Lastly, we need to normalise the data and ensure that the new estimates of ages 80-100+ sum to give the original UNWPP 80+ point. The algorithm above tended to overestimate population as the life-table used is from a later period than the target we are trying to emulate.

A linear scaling is not sufficient here; it opens up a very obvious gap of the “younger” ages of 80 and 81, since they have the largest populations. If anything, we want to reduce the tail of the population, since this is the area we have artifically increased by using a life-table based on longer-aged populations.

We used an algorithm that reduced the age-80 population by 1%, and ages 81-100+ we then altered by 1+(age-80)x %, where we iterated to find the value of x, such that the total of the 80-100+ age groups matched the original 80+ target.

For some countries, this caused a few small negative numbers in some of the later ages. If this occurred, we set those values to zero, and performed a standard linear scaling to lift the population across the ages to correct the total. The very final results are then rounded to integers while preserving the total. (ie: they are truncated to integers first, and those with the largest remainders are increased in order until the total is met.)

The quinquennial population is then calculated by summing ages and years into bunches of five, and copying the 100+ data.

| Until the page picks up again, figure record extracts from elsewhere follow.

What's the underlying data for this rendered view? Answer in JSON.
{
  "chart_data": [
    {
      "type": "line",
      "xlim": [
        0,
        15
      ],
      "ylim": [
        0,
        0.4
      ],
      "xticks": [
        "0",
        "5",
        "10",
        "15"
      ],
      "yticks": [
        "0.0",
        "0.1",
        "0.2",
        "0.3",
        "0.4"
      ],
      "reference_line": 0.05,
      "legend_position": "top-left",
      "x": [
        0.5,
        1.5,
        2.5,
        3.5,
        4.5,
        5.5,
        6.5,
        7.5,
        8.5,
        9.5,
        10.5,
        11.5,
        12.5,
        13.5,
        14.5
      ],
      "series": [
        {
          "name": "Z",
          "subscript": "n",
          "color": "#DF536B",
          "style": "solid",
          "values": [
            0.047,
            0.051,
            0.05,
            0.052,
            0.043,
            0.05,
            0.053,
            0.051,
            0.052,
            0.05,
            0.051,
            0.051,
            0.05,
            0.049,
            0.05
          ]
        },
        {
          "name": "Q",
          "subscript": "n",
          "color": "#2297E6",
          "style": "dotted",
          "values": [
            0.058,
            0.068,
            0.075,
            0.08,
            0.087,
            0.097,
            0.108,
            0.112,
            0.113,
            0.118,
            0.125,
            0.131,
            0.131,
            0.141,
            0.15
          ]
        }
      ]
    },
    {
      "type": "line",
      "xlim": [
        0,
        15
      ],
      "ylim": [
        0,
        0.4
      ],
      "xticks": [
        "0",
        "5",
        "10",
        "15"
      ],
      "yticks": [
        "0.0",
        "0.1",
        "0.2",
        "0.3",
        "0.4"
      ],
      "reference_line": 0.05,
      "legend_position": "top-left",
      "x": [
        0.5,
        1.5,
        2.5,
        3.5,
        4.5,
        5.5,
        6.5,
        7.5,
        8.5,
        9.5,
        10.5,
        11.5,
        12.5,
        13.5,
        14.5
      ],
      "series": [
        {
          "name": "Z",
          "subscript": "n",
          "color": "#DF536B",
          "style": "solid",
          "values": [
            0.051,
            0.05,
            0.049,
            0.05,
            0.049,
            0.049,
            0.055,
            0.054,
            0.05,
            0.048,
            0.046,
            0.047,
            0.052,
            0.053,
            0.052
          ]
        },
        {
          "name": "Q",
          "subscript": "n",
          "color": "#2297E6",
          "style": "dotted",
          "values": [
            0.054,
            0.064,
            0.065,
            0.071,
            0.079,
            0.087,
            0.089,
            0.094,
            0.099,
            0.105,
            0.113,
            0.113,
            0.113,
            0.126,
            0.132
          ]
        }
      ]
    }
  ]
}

Since the 80+ UNWPP data for 1950 in the quinquennial population data matches 1950 in the interpolated population data, and continues to do so for 1955, 1960, etc., the job of adding the points to the quinquennial population is therefore trivial.

Results

The black dotted lines show the pre-existing data; we show ages 75-79 for all years, and ages 80-99 and 100+ after 1990. (We do not show the original 80+ points). The other rainbow lines are ages 80-99 and 100+ for 1950-1989.